The dataset will consist of English, Hindi, and Bengali claims collected from major news websites such as India TV, Aaj Tak, Sangbad Pratidin, Bartaman, etc. After collecting raw claims, we hired 10 annotators proficient in reading, writing, and understanding English, Hindi, Bengali, and CodeMixed. The annotators were asked to collect a concise piece of evidence of no more than 150 words from trustworthy sources. To enhance diversity and difficulty, in addition to manual evidence, we provide two LLM-curated pieces of evidence: one from GPT-4.1-mini and another from Llama-4. Next, we asked the annotators to select the best evidence from the three pieces. Followed by this, select a veracity label as supported or refuted based on the claim and the information in the best evidence. For two distinct subtasks, we followed two dataset design principles:
Subtask 1 Dataset:
Claims paired with the best evidence
A pool of all evidence (both LLM-generated and human-curated)

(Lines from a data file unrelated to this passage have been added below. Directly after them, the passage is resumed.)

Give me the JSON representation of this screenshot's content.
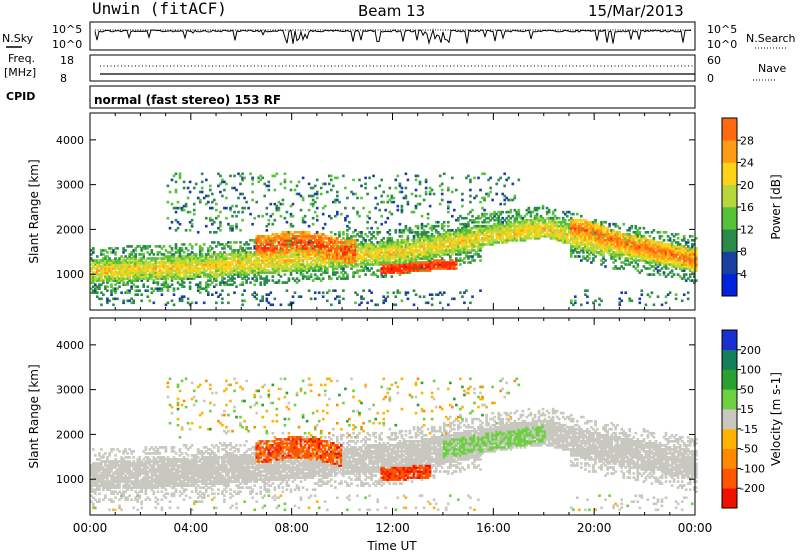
{
  "header": {
    "station": "Unwin (fitACF)",
    "beam": "Beam 13",
    "date": "15/Mar/2013"
  },
  "panel_labels": {
    "nsky": "N.Sky",
    "nsky_hi": "10^5",
    "nsky_lo": "10^0",
    "nsearch": "N.Search",
    "nsearch_hi": "10^5",
    "nsearch_lo": "10^0",
    "freq": "Freq.",
    "freq_unit": "[MHz]",
    "freq_hi": "18",
    "freq_lo": "8",
    "nave": "Nave",
    "nave_hi": "60",
    "nave_lo": "0",
    "cpid": "CPID",
    "cpid_value": "normal (fast stereo) 153 RF"
  },
  "colors": {
    "power": [
      "#0022dd",
      "#1a3fa0",
      "#2a8a4a",
      "#55c23a",
      "#b7d83a",
      "#ffd21a",
      "#ff9c16",
      "#ff6a10",
      "#ff2a08",
      "#dd0000"
    ],
    "velocity_neg": [
      "#ee1100",
      "#ff5500",
      "#ff8a00",
      "#ffb200"
    ],
    "velocity_neu": "#c8c8c0",
    "velocity_pos": [
      "#6cd040",
      "#2aa030",
      "#157e5a",
      "#1a2fd0"
    ]
  },
  "chart_data": [
    {
      "type": "heatmap",
      "name": "power",
      "xlabel": "",
      "ylabel": "Slant Range [km]",
      "x_unit": "hours UT",
      "xlim": [
        0,
        24
      ],
      "ylim": [
        200,
        4600
      ],
      "yticks": [
        "1000",
        "2000",
        "3000",
        "4000"
      ],
      "colorbar": {
        "label": "Power [dB]",
        "ticks": [
          "4",
          "8",
          "12",
          "16",
          "20",
          "24",
          "28"
        ],
        "range": [
          0,
          32
        ]
      },
      "features": [
        {
          "x_start": 0,
          "x_end": 24,
          "desc": "main band",
          "range_at": [
            [
              0,
              1050
            ],
            [
              4,
              1150
            ],
            [
              8,
              1300
            ],
            [
              10,
              1400
            ],
            [
              12,
              1450
            ],
            [
              14,
              1650
            ],
            [
              16,
              1850
            ],
            [
              18,
              2000
            ],
            [
              20,
              1700
            ],
            [
              22,
              1500
            ],
            [
              24,
              1300
            ]
          ]
        },
        {
          "x_start": 6.5,
          "x_end": 10.5,
          "desc": "enhanced",
          "range_at": [
            [
              7,
              1600
            ],
            [
              8,
              1700
            ],
            [
              9,
              1650
            ],
            [
              10,
              1500
            ]
          ],
          "power": 26
        },
        {
          "x_start": 11.5,
          "x_end": 14.5,
          "desc": "strong",
          "range_at": [
            [
              12,
              1100
            ],
            [
              13,
              1150
            ],
            [
              14,
              1200
            ]
          ],
          "power": 28
        },
        {
          "x_start": 19,
          "x_end": 24,
          "desc": "afternoon band",
          "range_at": [
            [
              19.5,
              2000
            ],
            [
              21,
              1700
            ],
            [
              22.5,
              1500
            ],
            [
              24,
              1300
            ]
          ],
          "power": 24
        }
      ]
    },
    {
      "type": "heatmap",
      "name": "velocity",
      "xlabel": "Time UT",
      "ylabel": "Slant Range [km]",
      "x_unit": "hours UT",
      "xlim": [
        0,
        24
      ],
      "ylim": [
        200,
        4600
      ],
      "xticks": [
        "00:00",
        "04:00",
        "08:00",
        "12:00",
        "16:00",
        "20:00",
        "00:00"
      ],
      "yticks": [
        "1000",
        "2000",
        "3000",
        "4000"
      ],
      "colorbar": {
        "label": "Velocity [m s-1]",
        "ticks": [
          "-200",
          "-100",
          "-50",
          "-15",
          "15",
          "50",
          "100",
          "200"
        ],
        "range": [
          -250,
          250
        ]
      },
      "features": [
        {
          "x_start": 0,
          "x_end": 24,
          "desc": "ground scatter (grey)",
          "velocity": 0
        },
        {
          "x_start": 6.5,
          "x_end": 10,
          "desc": "negative velocity",
          "velocity": -150
        },
        {
          "x_start": 11.5,
          "x_end": 13.5,
          "desc": "negative velocity",
          "velocity": -180
        },
        {
          "x_start": 14,
          "x_end": 18,
          "desc": "positive velocity",
          "velocity": 30
        }
      ]
    }
  ]
}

Veracity labels (supports/ refutes)
Subtask 2 Dataset:
Claims only.
Veracity labels (supports/ refutes)
The dataset will be made available only to the registered participants through their registered Email ID.
Subtask 1 Dataset:
Training and Development Data: ~4k instances and ~1k instances for the training and development phase.
Test Data: Will be made available later.
Subtask 2 Dataset:
Development Data: 500 instances with a claim and its corresponding veracity label (SUPPORTS/ REFUTES).
Test Data: Will be made available later.
Data will be shared via email after registration. Upon registering for this competition, every participant is understood to have agreed to use the data only for non-profit academic and research purposes.
Note: Participants may use additional training data to develop their models/frameworks. However, the additional data must be shared with the organizers after the shared task.